No relato da pregação de Pedro em casa de Cornélio acontece exactamente o contrário. Os pagãos recebem o Espírito Santo ao ouvirem a Palavra, ainda antes de serem baptizados. Como vemos, o baptismo no Espírito, no caso dos adultos, acontece antes da celebração litúrgica do baptismo e sem qualquer imposição das mãos (Act 10, 44-45). Segundo o relato da Evangelização da Samaria, os Samaritanos já tinham acolhido a Palavra de Deus (Act 8, 14b). A diferença está em que, no caso da Samaria, não era Pedro o pregador.

O relato da evangelização da família de Cornélio dá-nos a impressão de que Pedro foi o grande evangelizador dos pagãos. De facto não foi assim. São Lucas, com este texto, pretende dizer apenas que está legitimada a pregação dos pagãos, pois Pedro já o fez por mandato do Espírito Santo (Act 10, 9-20). Com isto, Lucas quer apenas significar que a evangelização dos pagãos é algo confirmado por Jerusalém. Lucas utiliza uma simbologia semelhante quando fala da missão de São Paulo. Este, embora fosse um teólogo fariseu, não fazia parte dos Doze. Eis a razão pela qual a sua missão devia ser confirmada.

São Lucas não está preocupado com o rigor dos factos históricos, pois apenas lhe interessa fundamentar a verdade teológica segundo a evangelização dos pagãos é uma acção fundamental da Igreja primitiva. Por isso São Lucas tenta harmonizar as coisas dizendo que tanto a Igreja judaica como a Igreja de origem pagã são obra do Espírito Santo. É este o significado da confirmação, por parte dos Doze, da evangelização dos pagãos.
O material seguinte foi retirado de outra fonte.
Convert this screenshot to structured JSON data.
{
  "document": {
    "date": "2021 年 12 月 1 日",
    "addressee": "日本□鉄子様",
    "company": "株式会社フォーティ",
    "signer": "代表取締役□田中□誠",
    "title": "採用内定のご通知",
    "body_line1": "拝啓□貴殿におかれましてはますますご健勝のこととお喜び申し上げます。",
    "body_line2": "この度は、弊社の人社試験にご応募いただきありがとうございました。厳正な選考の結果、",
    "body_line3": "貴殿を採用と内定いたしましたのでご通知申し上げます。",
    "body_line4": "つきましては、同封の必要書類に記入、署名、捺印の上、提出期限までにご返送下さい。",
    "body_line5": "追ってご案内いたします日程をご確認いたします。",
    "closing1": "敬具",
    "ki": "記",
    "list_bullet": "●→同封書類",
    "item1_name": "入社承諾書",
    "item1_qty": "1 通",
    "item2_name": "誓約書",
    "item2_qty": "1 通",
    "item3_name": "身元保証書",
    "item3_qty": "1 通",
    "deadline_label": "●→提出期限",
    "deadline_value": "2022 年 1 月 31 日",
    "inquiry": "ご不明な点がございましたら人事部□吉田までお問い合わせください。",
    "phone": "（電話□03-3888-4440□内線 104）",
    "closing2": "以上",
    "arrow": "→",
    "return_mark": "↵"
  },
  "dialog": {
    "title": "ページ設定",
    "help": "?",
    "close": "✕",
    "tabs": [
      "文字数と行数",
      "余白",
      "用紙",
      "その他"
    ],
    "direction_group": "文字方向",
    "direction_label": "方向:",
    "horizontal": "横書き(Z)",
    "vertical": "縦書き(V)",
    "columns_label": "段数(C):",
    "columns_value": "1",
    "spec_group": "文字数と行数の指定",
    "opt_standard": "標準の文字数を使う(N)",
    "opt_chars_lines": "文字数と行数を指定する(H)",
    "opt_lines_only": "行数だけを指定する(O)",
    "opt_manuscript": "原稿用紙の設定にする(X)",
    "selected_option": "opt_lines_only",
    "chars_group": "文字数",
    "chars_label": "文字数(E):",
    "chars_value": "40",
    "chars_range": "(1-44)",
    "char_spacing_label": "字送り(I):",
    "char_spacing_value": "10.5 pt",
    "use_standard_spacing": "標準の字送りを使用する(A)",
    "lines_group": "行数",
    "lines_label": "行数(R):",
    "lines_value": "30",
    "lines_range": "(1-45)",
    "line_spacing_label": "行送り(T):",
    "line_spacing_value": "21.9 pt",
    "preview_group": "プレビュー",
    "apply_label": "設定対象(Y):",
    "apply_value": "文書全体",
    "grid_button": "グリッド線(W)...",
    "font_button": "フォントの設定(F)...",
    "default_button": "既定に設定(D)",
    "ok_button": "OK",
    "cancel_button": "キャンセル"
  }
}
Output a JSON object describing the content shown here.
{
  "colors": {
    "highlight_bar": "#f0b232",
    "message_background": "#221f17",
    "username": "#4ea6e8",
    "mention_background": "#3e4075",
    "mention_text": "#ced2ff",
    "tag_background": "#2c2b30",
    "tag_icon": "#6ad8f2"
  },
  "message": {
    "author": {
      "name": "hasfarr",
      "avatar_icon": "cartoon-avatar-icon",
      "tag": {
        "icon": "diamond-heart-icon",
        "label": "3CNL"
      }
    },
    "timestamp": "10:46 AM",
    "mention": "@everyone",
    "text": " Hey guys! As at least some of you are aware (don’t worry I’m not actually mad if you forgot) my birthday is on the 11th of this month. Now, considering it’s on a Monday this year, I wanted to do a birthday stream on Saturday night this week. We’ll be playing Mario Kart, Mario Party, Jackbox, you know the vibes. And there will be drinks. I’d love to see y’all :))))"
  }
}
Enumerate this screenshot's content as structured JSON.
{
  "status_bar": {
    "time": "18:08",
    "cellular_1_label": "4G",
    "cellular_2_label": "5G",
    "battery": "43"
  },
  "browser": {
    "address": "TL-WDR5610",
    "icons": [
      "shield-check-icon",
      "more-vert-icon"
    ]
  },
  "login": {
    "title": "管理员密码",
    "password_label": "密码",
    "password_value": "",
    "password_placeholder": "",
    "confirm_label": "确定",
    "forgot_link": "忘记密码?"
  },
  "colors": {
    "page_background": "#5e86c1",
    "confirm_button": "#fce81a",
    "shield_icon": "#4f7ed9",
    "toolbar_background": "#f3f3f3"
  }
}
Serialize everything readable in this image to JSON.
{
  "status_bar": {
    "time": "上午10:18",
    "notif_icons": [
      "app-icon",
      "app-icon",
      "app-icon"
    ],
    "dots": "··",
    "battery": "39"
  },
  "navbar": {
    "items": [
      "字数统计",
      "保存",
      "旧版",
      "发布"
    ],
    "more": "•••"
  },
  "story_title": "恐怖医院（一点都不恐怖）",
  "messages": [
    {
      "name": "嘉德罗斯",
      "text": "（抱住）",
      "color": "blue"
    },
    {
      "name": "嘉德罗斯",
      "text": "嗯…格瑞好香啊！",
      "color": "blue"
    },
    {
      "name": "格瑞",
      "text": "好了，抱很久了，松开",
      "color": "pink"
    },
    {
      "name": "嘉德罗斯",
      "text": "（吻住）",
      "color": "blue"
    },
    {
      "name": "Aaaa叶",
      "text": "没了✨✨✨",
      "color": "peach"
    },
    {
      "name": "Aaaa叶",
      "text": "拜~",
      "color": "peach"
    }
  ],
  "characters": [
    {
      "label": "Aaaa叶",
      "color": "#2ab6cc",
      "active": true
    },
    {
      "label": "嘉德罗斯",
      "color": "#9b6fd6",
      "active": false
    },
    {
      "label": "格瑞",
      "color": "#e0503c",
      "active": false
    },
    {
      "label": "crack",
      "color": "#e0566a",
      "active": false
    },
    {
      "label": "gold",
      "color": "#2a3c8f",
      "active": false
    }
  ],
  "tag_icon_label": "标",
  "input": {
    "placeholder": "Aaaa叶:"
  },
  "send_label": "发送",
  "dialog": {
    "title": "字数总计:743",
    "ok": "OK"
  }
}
Segundo os Actos dos apóstolos, o primeiro pagão a ser incorporado na Igreja foi evangelizado pelo diácono Filipe, sob a condução do Espírito Santo. Trata-se do baptismo do eunuco da rainha Candace (Act 8, 26-40). Segundo a lei mosaica, um eunuco não podia fazer parte do povo de Deus (Dt 23, 2; Esd 56, 3-7; Neem 13, 1-3). Ao elaborar este relato, São Lucas afirma claramente que o novo Povo de Deus não assenta nas prescrições do judaísmo, segundo o qual os eunucos não podiam fazer parte da assembleia do povo de Deus. Esta iniciativa pertence a Deus, pois não nasceu dos Doze mas dos missionários helenistas.

Lucas tenta harmonizar constantemente a acção evangelizadora dos cristãos da Palestina representados por Pedro e os cristãos de origem helenista representados por Paulo. Pedro pretende conduzir os pagãos para as práticas judaicas e Paulo, muito mais aberto e culto opõe-se a tal pretensão, pois ele acha que os pagãos devem ser evangelizados e baptizados em pé de igualdade com os judeus. Daqui, a sua iniciativa de evangelizar e baptizar os pagãos em pé de igualdade com os judeus. Esta perspectiva está bem patente quando São Lucas fala da missão de São Paulo.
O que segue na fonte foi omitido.